If You're Depressed, Don't Read This.  

Posted by kw

I'm OK I guess.  I'm just angry.  I can tell because I'm scrabbling my hands, twitching my feet, making faces at myself in the bathroom mirror and fighting to not physically hurt myself.  I have a little problem that won't go away.  What?

My father no longer wants to see me.  This I had to accept, painfully.  I have solaced myself in knowing that I am everything he tried to escape.  But the death of Hello Newman made me think.  It made me wonder what sort of a man could shut out his own child.  What kind of a man having been informed by law, that his own child tried to suicide and was mutilating herself would not, still, be able to say "I love you."? 

He is brilliant, clever, smart and witty.  But I'll never be able to show you.  I think what is most awful for him, is that I am everything that he ran from.  His bastard mother was my hero.  He hated her and his father.  His mother's second ex-husband and his wife told me tales of his family.

When I was around three, my father's half-brother came to stay.  Marcus molested me.  Something that was not even thought about back in the sixties.  My mum got on my case about the fact that I had no reason to be anxious and biting my nails to the quick.  I told them about Marcus about eight years ago.  My mum then clued me in about my age.  She remembered how Marcus and I were close, but also how I'd withdrawn.

I just don't get it.  As Hello Newman lay dying, so close to me, I wondered about my father.  If I was broken-hearted about a cat, how could I be the daughter of this man?  This person who can just shut his eldest daughter out.  In effect, bury me.

This entry was posted on Tuesday, November 4, 2008 at Tuesday, November 04, 2008 . You can follow any responses to this entry through the comments feed .

4 comments

Anonymous  

If your father had chosen another path, he would be brave and true. If he'd decided not to run, he would be expressing his emotions instead of attempting to numb them out.

Children often polarise - the same as or different from their parents. I can relate - a friend of mine says she's not sure how I came out of the union of my parents. How is it I was born of my mother?

Well, everyone has choices between honesty, truth and hiding. Many people choose hiding because they are afraid. Some of those who are afraid also blame other people. Those they are close to - because its easier than looking at the truth.

You are your father's daughter - just like the person he would have been if he was brave.

Wednesday, November 05, 2008

I haven't spoken to my own father in 2 yrs.,and as much as I try to not let it bother me like it's his loss,it still hurts with a pain that I wonder if it will ever go away.
My father too, has a problem with being able to tell me he loves/loved me.The hurt stings even more when I see other people he could show love to like it was as simple as breathing,for me though it seemed like he would rather die than give. I took him out of my life for that very reason.I would always walk away from being around him thinking what the hell is wrong with me. No more though, I think you have to come to realize that guilt plays a lot in not being about to show love.The guilt he must feel for not protecting you must be huge. Have you ever tried writing him a letter explaining your needs and thoughts? Maybe that would help.
I wish I had a brilliant solution to this problem,which unfortunately I don't. But I do, want you to know that you aren't alone in what you're feeling and going through.

Wednesday, November 05, 2008

Svasti~You flatter me, with your high opinion of me. I am only as strong as I am, thanks to forces around me.

I have my best friend Cricket, a woman who is fierce, due to her brilliant parents. Her father died before she came to college.
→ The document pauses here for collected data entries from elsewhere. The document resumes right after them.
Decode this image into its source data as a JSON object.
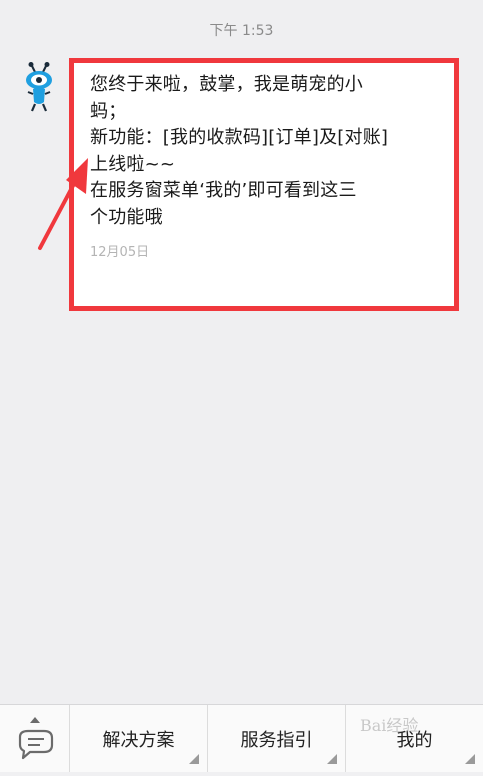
{
  "header": {
    "time": "下午 1:53"
  },
  "message": {
    "sender_icon": "ant-mascot-icon",
    "lines": [
      "您终于来啦，鼓掌，我是萌宠的小",
      "蚂；",
      "新功能：[我的收款码][订单]及[对账]",
      "上线啦~~",
      "在服务窗菜单‘我的’即可看到这三",
      "个功能哦"
    ],
    "date": "12月05日"
  },
  "annotation": {
    "frame_color": "#f0383d",
    "arrow_color": "#f0383d"
  },
  "bottom_menu": {
    "keyboard_icon": "chat-keyboard-icon",
    "items": [
      {
        "label": "解决方案"
      },
      {
        "label": "服务指引"
      },
      {
        "label": "我的"
      }
    ]
  },
  "watermark": {
    "text": "Bai经验"
  }
}
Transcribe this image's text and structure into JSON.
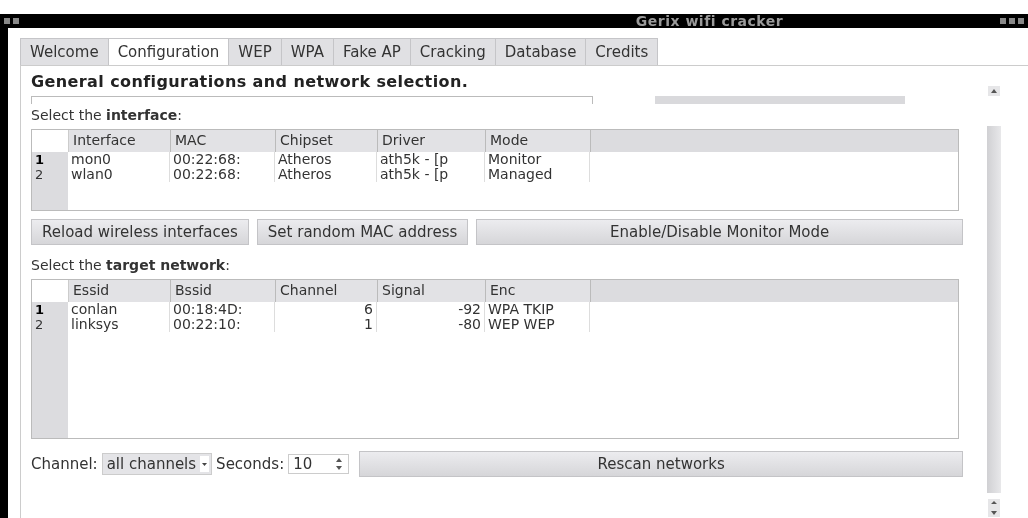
{
  "window": {
    "title": "Gerix wifi cracker"
  },
  "tabs": [
    {
      "label": "Welcome",
      "selected": false
    },
    {
      "label": "Configuration",
      "selected": true
    },
    {
      "label": "WEP",
      "selected": false
    },
    {
      "label": "WPA",
      "selected": false
    },
    {
      "label": "Fake AP",
      "selected": false
    },
    {
      "label": "Cracking",
      "selected": false
    },
    {
      "label": "Database",
      "selected": false
    },
    {
      "label": "Credits",
      "selected": false
    }
  ],
  "heading": "General configurations and network selection.",
  "interface_section": {
    "label": "Select the **interface**:",
    "columns": [
      "Interface",
      "MAC",
      "Chipset",
      "Driver",
      "Mode"
    ],
    "rows": [
      {
        "number": "1",
        "selected": true,
        "cells": [
          "mon0",
          "00:22:68:",
          "Atheros",
          "ath5k - [p",
          "Monitor"
        ]
      },
      {
        "number": "2",
        "selected": false,
        "cells": [
          "wlan0",
          "00:22:68:",
          "Atheros",
          "ath5k - [p",
          "Managed"
        ]
      }
    ],
    "buttons": [
      "Reload wireless interfaces",
      "Set random MAC address",
      "Enable/Disable Monitor Mode"
    ]
  },
  "network_section": {
    "label": "Select the **target network**:",
    "columns": [
      "Essid",
      "Bssid",
      "Channel",
      "Signal",
      "Enc"
    ],
    "rows": [
      {
        "number": "1",
        "selected": true,
        "cells": [
          "conlan",
          "00:18:4D:",
          "6",
          "-92",
          "WPA TKIP"
        ]
      },
      {
        "number": "2",
        "selected": false,
        "cells": [
          "linksys",
          "00:22:10:",
          "1",
          "-80",
          "WEP WEP"
        ]
      }
    ]
  },
  "scan_bar": {
    "channel_label": "Channel:",
    "channel_value": "all channels",
    "seconds_label": "Seconds:",
    "seconds_value": "10",
    "button": "Rescan networks"
  }
}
Luckily, I got to know her mother, before she died too young. She showed me grace in the face of fear and death. She loved me, as her daughter's friend.

She also wanted me to be here for Cricket. Something that I have tried, however badly.

The only real lie I live these days is my blog. I write under a nom de plume, so that my estranged father and sister do not stumble upon it.

I don't care if they read it, but I worry about my mother. She is between the Devil and the deep blue sea. She loves her husband and both of her daughters.

I write about the pain of my lost family, so I would hate for my sister, say, to bring this blog up to her. Now, I can write what I think. If any of them knew, god knows how this would go!

I am so my father's daughter. Too bad he will never see it.

Sunday, November 16, 2008

Thinkinfyou~ Baby girl, I'm sorry, so sorry about your paternal situation. I think, oh shit, I can't think when it comes to this!

I know that when a man can't love his girls, they head to the next man who can love them ASAP. That's why so many of us get laid too early.

I just learned from my CT therapist, that when my parents finally showed after my third lock-down, my dad said something interesting.

He said that he'd been backing away from me for some time, as he thought that I'd kill myself soon.

Kind of obscene, in retrospect, when you read his letter to me. (My Father Shuts The Door.)

The trouble you and I have, is that we are alive. We hold hope in one fist and sand in another. Should we keep hold of hope, or let the sand trickle out?

You should know, by the way, that I have reams of letters and e-mails that I have sent. To no avail. e.g. I found out that my sister got married. She started e-mailing me. She mentioned the marriage after a couple of months.